The inferential procedure employed to test for differences between CDFs partitions the two CDFs that are being tested into a discrete set of intervals (classes) and then utilizes procedures that have been developed for analysis of categorical data from probability surveys (Kincaid 2000). The `cdf.est`

function, which is called by the `cont.cdftest`

function, calculates the Wald, Rao-Scott first order corrected (mean eigenvalue corrected), and Rao-Scott second order corrected (Satterthwaite corrected) test statistics (Rao and Scott 1981; Wald 1943). Both standard versions of the three statistics, which are distributed as Chi-squared random variables (Rao and Thomas 1988), and alternate versions of the statistics, which are distributed as F random variables (Thomas, Roberts, and Singh 1996), are calculated by the `cdf.test`

function. The `cont.cdftest`

function includes an argument (testname) that identifies the test statistic that will be reported in the output object created by the function. The Horvitz-Thompson ratio estimator, i.e., the ratio of two Horvitz-Thompson estimators (Horvitz and Thompson 1952), is used by `cdf.test`

to calculate estimates of the class proportions for the CDFs. Variance estimates for the test statistics are calculated using either the local mean variance estimator (Stevens and Olsen 2003) or the simple random sampling (SRS) variance estimator. The choice of variance estimator is subject to user control. The SRS variance estimator uses the independent random sample approximation to calculate joint inclusion probabilities. For additional discussion of CDF estimation and hypothesis testing in the context of natural resource monitoring programs see Kincaid and Olsen (Kincaid and Olsen 2012).

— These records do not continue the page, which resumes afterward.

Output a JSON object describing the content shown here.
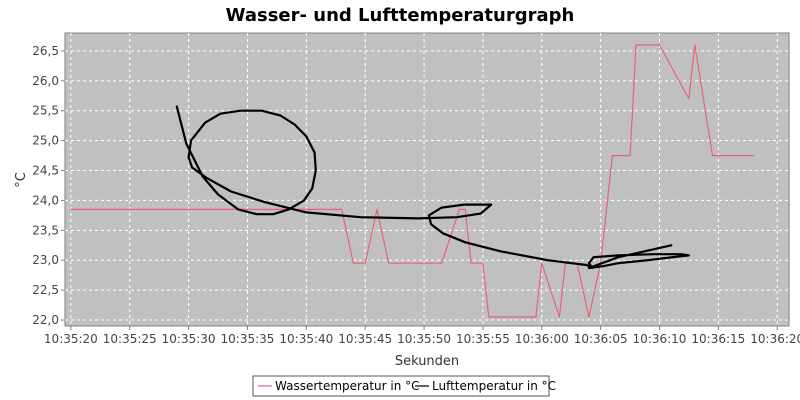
{
  "chart_data": {
    "type": "line",
    "title": "Wasser- und Lufttemperaturgraph",
    "xlabel": "Sekunden",
    "ylabel": "°C",
    "x_ticks": [
      "10:35:20",
      "10:35:25",
      "10:35:30",
      "10:35:35",
      "10:35:40",
      "10:35:45",
      "10:35:50",
      "10:35:55",
      "10:36:00",
      "10:36:05",
      "10:36:10",
      "10:36:15",
      "10:36:20"
    ],
    "y_ticks": [
      "22,0",
      "22,5",
      "23,0",
      "23,5",
      "24,0",
      "24,5",
      "25,0",
      "25,5",
      "26,0",
      "26,5"
    ],
    "xlim_seconds": [
      -0.5,
      61.0
    ],
    "ylim": [
      21.9,
      26.8
    ],
    "grid": true,
    "plot_background": "#c0c0c0",
    "legend_position": "bottom",
    "series": [
      {
        "name": "Wassertemperatur in °C",
        "color": "#e8637a",
        "x_seconds": [
          0.0,
          23.0,
          24.0,
          25.0,
          26.0,
          27.0,
          28.0,
          31.5,
          33.0,
          33.5,
          34.0,
          35.0,
          35.5,
          38.5,
          39.5,
          40.0,
          41.5,
          42.0,
          43.0,
          44.0,
          45.0,
          46.0,
          47.5,
          48.0,
          48.5,
          49.0,
          50.0,
          52.5,
          53.0,
          54.5,
          55.0,
          57.0,
          58.0
        ],
        "y": [
          23.85,
          23.85,
          22.95,
          22.95,
          23.85,
          22.95,
          22.95,
          22.95,
          23.85,
          23.85,
          22.95,
          22.95,
          22.05,
          22.05,
          22.05,
          22.95,
          22.05,
          22.95,
          22.95,
          22.05,
          22.95,
          24.75,
          24.75,
          26.6,
          26.6,
          26.6,
          26.6,
          25.7,
          26.6,
          24.75,
          24.75,
          24.75,
          24.75
        ]
      },
      {
        "name": "Lufttemperatur in °C",
        "color": "#000000",
        "x_seconds": [
          9.0,
          9.8,
          11.2,
          12.5,
          14.2,
          15.8,
          17.2,
          18.5,
          19.8,
          20.5,
          20.8,
          20.7,
          20.0,
          19.0,
          17.8,
          16.2,
          14.4,
          12.7,
          11.4,
          10.2,
          10.0,
          10.3,
          11.5,
          13.6,
          16.5,
          20.0,
          24.6,
          29.5,
          32.8,
          34.8,
          35.7,
          33.4,
          31.5,
          30.4,
          30.6,
          31.6,
          33.5,
          36.5,
          40.5,
          43.8,
          44.3,
          44.0,
          44.4,
          46.5,
          49.5,
          51.8,
          52.5,
          51.5,
          49.0,
          46.5,
          45.2,
          44.0,
          46.5,
          51.0
        ],
        "y": [
          25.57,
          24.95,
          24.4,
          24.1,
          23.85,
          23.77,
          23.77,
          23.85,
          24.0,
          24.2,
          24.5,
          24.8,
          25.07,
          25.27,
          25.42,
          25.5,
          25.5,
          25.45,
          25.3,
          25.0,
          24.72,
          24.55,
          24.38,
          24.15,
          23.97,
          23.8,
          23.72,
          23.7,
          23.72,
          23.78,
          23.93,
          23.93,
          23.88,
          23.75,
          23.6,
          23.45,
          23.3,
          23.15,
          23.0,
          22.92,
          22.87,
          22.95,
          23.05,
          23.08,
          23.1,
          23.1,
          23.08,
          23.06,
          23.0,
          22.95,
          22.9,
          22.87,
          23.05,
          23.25
        ]
      }
    ]
  }
}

Horvitz, D. G., and D. J. Thompson. 1952. “A Generalization of Sampling Without Replacement from a Finite Universe.” *Journal of the American Statistical Association* 47: 663–85.

Kincaid, Thomas M. 2000. “Testing for Differences Between Cumulative Distribution Functions from Complex Environmental Sampling Surveys.” In *Proceeding of the Section on Statistics and the Environment*. Alexandria, VA: American Statistical Association.

Kincaid, Thomas M., and Anthony R. Olsen. 2012. “Survey Analysis in Natural Resource Monitoring Programs with a Focus on Cumulative Distribution Functions.” In *Design and Analysis of Long-Term Ecological Monitoring Studies*, edited by Robert A. Gitzen, Joshua J. Millspaugh, Andrew B. Cooper, and Daniel S. Licht, 313–24. Cambridge University Press.

Rao, J. N. K., and A. J. Scott. 1981. “The Analysis of Categorical Data from Complex Sample Surveys: Chi-Squared Tests for Goodness of Fit and Independence in Two-Way Tables.” *Journal of the American Statistical Association* 76: 221–30.

Rao, J. N. K., and D. Roland Thomas. 1988. “The Analysis of Cross-Classified Categorical Data from Complex Sample Surveys.” *Sociological Methodology* 18: 213–69.

Stevens, D. L., and A. R. Olsen. 2003. “Variance Estimation for Spatially Balanced Samples of Environmental Resources.” *Environmetrics* 14: 593–610.

Thomas, D. Roland, G. R. Roberts, and A. C. Singh. 1996. “Tests of Independence on Two-Way Tables Under Cluster Sampling.” *International Statistical Review* 64: 295–311.

Wald, A. 1943. “Tests of Statistical Hypotheses Concerning Several Parameters When the Number of Observations Is Large.” *Transactions of the American Mathematical Society* 54: 426–82.